As one example, consider the recent, but rapidly advancing, theory of "fragile breakage". It has long been known that chromosomes have frequently been "rearranged" in the past (pieces of them moved around from place to place, as well as instances of one chromosome being split into two, or two being fused into one) but it was long assumed that the chromosomes broke at more or less random points along their length. The fragile breakage theory asserts that this in not the case, but that chromosomes instead tend to break at specific places.

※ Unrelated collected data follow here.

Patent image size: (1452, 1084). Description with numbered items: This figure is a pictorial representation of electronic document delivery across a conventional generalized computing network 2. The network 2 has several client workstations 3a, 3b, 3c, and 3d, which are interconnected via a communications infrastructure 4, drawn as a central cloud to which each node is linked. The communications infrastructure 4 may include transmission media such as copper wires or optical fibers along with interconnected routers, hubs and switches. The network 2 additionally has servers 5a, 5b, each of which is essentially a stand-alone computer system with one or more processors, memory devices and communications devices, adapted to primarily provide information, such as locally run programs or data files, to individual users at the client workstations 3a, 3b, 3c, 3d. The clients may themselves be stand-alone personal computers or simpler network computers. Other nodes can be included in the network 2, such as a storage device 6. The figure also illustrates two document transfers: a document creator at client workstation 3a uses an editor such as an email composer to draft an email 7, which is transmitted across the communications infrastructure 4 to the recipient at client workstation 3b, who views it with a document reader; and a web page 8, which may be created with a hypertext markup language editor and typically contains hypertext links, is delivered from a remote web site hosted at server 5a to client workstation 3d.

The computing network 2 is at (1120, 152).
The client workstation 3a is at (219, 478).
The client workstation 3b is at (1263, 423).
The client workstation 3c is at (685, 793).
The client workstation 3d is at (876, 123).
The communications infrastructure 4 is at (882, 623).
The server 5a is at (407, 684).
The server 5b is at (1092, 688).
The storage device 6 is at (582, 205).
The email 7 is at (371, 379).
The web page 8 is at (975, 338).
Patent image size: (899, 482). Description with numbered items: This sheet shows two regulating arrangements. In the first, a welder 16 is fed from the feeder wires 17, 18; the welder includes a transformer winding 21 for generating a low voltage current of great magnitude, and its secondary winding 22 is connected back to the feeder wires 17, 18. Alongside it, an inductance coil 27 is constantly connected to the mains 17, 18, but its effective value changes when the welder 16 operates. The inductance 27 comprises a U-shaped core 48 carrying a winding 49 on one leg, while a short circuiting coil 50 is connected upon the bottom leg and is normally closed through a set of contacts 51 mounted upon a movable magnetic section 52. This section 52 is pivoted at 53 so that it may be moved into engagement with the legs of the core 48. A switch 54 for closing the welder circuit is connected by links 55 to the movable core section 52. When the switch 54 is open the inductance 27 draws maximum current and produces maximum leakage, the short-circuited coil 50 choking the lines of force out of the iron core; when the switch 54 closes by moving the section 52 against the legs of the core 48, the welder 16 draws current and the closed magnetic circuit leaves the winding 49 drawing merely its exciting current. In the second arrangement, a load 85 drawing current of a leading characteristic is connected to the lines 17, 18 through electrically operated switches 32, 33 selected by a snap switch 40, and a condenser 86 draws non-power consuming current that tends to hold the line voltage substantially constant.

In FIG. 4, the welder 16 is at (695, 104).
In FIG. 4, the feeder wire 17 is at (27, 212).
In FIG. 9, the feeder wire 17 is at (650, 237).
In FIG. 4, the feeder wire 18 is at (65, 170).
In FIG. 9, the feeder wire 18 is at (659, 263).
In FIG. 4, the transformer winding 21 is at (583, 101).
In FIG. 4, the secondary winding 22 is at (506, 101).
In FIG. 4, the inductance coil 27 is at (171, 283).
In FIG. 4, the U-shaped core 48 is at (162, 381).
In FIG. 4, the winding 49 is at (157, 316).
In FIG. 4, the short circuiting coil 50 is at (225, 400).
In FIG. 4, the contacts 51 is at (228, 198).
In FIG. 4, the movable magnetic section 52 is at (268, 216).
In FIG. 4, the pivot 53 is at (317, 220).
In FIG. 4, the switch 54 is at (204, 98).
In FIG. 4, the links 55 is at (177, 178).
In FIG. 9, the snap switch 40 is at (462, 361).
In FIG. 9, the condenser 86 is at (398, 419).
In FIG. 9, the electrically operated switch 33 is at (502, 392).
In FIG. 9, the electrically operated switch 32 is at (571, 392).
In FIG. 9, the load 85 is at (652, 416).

Fragile breakage was initially suggested by comparing genome sequences of humans, mice and other species. Note that you would only infer such a theory if you believed these species were related by common descent. If you assume they are seperately created, or that their DNA code is specifically "designed," then the best you would find is that the "designer," for reasons unknown, happened to arrange different chromosomes by shifting around more-or-less descrete blocks of code. It's only if you assume that actual rearrangements occured historically that you get the "fragile breakage" theory.
Of course, once you have such a theory you might look to see if chromosomal mutations that occur in living organisms today might fit this pattern, and it was only subsequently discovered, after the evolutionary theory was constructed, that they do. In fact fragile breakage even has medical significance, as it (currently appears that) it may help to explain chromosomal mutations that cause cancer by lengthening teleomeres (structures at the ends of chromosomes that normally gradually "wear away" as the cell divides) thereby interferring with programmed cell death.
Number 2 is simply false. I believe 3 is false also. Number 4 makes no sense at all. You need a bio-chemistry expert to develop this further. For now, please be a bit skeptical of that chart. I think it's wildly misleading. Where does it come from? Surely not from an academic source. Sorry, but that's the best I can do. Gotta wait for a genuine expert to show up and clarify things a bit better.
Really, or would that fossil simply be regarded as "misplaced".
You may be sure that it would be studied to death. Well-established theories that have been useful for generations aren't lightly discarded. In the end, the evidence would prevail. It always does. (I'm talking about science, not other things.)
Then eventually design will win out over descent. In the meantime, well established theories aren't lightly discarded.
That's not the point. I don't see where they are required to have much publications in scientific journals.
They are merely pointing out that portions of the so-called "science" being taught in the current high school biology books is false, and is known to be false by the scientific community.
So why are we allowing faked and blatantly untrue evidence to be indoctrinated into our kids? You said it: "Established theories are not easily discarded". Even when the foundational pillars are known to be false.
If "it's turtles all the way down", or "the Great Raven regurgitated the world into being" fits the data, why not allow it as a hypothesis?